There are words to describe how bad this movie is, but those words are so vile that they’ve been banned from the Internet.  It took only eleven minutes before my head started to pound; a half-hour in I started praying that someone would shove a meat thermometer into my ear. 

I could be projecting, but after a while the movie actually starts hating itself.  The “Play” function on the DVD menu reads “Start Sucking” (it’s the only funny and true thing about the whole enterprise).  Franco – who also did the score – starts dubbing urination sound effects over several consecutive scenes.  He fiddles randomly with video f/x, a bored child whose only toy is a TINT knob.  He desperately tries to match stolen carnival footage of a crowd with a scene where he had only a dozen extras.  I guess that when you’re making your infinity-plus-oneth movie, you stop caring much about the content and just keep hacking away.  At some point, Killer Barbys vs.

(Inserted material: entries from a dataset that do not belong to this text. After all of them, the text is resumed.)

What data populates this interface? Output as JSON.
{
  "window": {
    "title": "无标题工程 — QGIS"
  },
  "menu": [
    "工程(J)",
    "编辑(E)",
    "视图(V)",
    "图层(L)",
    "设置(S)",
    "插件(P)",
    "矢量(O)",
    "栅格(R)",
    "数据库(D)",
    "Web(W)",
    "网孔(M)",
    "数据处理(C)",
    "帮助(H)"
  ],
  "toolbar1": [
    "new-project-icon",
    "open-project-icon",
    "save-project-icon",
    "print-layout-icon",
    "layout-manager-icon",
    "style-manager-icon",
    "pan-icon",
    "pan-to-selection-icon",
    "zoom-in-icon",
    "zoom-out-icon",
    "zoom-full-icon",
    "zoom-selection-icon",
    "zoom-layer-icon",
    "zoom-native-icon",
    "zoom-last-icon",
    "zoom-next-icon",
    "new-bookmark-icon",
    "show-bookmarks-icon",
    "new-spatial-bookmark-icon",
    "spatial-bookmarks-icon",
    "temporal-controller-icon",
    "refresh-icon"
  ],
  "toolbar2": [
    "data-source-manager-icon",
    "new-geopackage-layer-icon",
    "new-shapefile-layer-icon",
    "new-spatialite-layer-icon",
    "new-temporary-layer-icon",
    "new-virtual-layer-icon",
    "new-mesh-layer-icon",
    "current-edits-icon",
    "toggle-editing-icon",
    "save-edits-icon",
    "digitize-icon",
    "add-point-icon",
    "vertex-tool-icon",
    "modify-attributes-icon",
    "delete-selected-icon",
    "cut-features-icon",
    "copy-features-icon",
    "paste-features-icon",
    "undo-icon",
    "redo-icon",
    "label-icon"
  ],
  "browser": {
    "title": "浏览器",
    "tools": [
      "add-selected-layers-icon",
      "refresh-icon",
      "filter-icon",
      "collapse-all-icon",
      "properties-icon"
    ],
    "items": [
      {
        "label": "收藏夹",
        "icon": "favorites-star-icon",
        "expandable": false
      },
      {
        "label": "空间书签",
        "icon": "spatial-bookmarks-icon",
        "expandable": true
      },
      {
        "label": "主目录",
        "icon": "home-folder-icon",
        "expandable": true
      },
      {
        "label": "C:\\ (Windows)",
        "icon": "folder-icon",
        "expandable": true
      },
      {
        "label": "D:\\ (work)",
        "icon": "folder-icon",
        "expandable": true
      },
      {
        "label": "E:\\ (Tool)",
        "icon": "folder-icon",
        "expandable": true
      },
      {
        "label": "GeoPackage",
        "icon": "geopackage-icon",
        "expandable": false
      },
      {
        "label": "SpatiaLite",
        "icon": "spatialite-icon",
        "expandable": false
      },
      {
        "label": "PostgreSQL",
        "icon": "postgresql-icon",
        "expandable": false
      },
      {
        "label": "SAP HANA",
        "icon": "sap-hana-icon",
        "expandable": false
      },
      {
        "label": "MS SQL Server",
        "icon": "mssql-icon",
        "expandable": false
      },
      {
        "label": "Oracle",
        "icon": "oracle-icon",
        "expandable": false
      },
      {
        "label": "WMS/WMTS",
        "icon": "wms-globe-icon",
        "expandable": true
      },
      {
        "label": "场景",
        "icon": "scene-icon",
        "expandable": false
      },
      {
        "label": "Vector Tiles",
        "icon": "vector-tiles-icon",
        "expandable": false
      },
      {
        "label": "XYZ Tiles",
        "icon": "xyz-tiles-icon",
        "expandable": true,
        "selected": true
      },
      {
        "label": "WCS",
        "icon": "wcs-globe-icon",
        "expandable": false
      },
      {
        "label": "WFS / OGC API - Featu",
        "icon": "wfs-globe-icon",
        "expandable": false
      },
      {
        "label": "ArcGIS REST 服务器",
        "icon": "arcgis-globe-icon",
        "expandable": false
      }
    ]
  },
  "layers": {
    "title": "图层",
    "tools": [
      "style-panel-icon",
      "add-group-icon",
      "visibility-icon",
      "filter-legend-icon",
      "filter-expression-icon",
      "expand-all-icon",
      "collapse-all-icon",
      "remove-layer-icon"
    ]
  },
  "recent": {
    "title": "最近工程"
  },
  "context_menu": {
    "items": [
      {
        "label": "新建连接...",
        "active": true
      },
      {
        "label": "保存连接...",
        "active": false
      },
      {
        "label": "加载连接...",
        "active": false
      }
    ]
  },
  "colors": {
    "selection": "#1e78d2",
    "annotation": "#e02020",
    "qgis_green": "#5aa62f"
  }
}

Dracula just gives up on being a movie.  You want to give it a Xanax.

Unlike other rock-star-as-hero movies, the Killer Barbies don’t really have to save the day – though Silvia eventually (and unnecessarily) adds a hammer blow or two to the stake in the Count’s chest; in this context, the Barbies simply have to save us from the movie itself.  It could be an awful movie by design:  No matter how badly shot and badly lip-synched they are, the musical sequences (there’s a catchy number called “Wake Up,” and Silvia and Bela B. cover the Iggy Pop/Kate Pierson duet “Candy”) provide welcome rescue from the barbamulguh the rest of the flick has become.  The band can’t help but look good in comparison.

It’s a futile bit of resistance, though.  Franco is still at the helm, ruling by the twin principles of indifference and ineptitude.  When Silvia finally sings, live, in one scene, Franco drowns her out with an offscreen marching band.  And in the end, no matter how far the KB’s get from Casta del Sol and the undead (or... is he?) Count Drac, they’re still stuck in a goddamn Jess Franco flick.

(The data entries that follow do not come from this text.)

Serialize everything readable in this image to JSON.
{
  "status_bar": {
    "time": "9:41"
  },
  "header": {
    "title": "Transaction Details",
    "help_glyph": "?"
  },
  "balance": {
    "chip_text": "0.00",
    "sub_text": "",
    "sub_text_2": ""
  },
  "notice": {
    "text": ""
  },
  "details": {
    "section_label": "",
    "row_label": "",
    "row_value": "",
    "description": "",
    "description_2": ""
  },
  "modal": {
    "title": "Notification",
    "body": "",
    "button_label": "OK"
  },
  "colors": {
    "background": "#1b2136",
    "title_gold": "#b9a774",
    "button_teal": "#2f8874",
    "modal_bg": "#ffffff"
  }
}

Yes, I made “barbamulguh” up.  It’s just that bad.


Rock N’ Roll Frankenstein doesn’t fit into the rocker-as-hero genre, but it’s an interesting little horror-comedy that takes some bold chances.  It fails, mostly, but points for trying.

A foul-mouthed agent is sick of rock stars bailing on him just as they get successful; he wants some talent he can own.  His nephew is a brilliant-but-scandalized scientist who has learned how to regenerate body parts.  Together, they assemble the original mash-up:  Hendrix’ hands, Sid Vicious’ ass, Keith Moon’s legs, Elvis’ head get all shook up into a monster known as “The King.” 

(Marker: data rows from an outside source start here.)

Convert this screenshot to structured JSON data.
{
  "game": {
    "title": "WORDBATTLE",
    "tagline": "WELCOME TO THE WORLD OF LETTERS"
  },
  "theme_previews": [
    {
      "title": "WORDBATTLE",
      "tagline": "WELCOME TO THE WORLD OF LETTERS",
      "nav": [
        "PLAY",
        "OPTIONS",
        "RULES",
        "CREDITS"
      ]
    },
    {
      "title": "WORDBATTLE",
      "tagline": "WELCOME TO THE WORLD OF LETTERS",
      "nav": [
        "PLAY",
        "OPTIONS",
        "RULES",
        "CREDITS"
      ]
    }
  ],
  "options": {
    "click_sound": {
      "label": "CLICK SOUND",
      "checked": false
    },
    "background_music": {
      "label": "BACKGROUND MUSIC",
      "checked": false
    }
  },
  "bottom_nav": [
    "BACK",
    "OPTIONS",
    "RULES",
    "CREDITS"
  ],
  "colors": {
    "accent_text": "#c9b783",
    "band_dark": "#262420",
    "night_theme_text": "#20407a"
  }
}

No, that's not my caption.  And that's not SCTV's Dave Thomas, either.

The bulk of the low-budget, shot-on-video flick concerns the monster’s sexuality.  In lieu of the Frankenstein brain-swap, it’s the other thinking cap that’s messed with, here:  Drug-addled lab assistant Iggy is sent to swipe Jim Morrison’s lizard king from someone who collects rock n’ roll genitalia; he comes back, instead, with Liberace’s candelabra.  Unfortunately, the movie tries to stitch together modern-day PC talk – King is encouraged to embrace his sexuality, and not to “knock it ‘til he tries it” – with some petty homophobia (the penis – it speaks in voice-over with Liberace’s voice – screams all sorts of nastiness, often pining for “Dingleberries!”); the attitudes reject each other, and the movie falls apart.

There a couple good laughs, and the odd clever idea (at one point, the agent fears what would happen if all the body parts’ original contract-holders claimed royalties).  One huge liability is the music:  Unable to afford a decent soundtrack, there’s one bar-band number that’s supposed to showcase the monster’s brilliance... and it’s less than dim.  Overall, the craft is poor, the acting is rotten and too much of the humor fails to get off the table.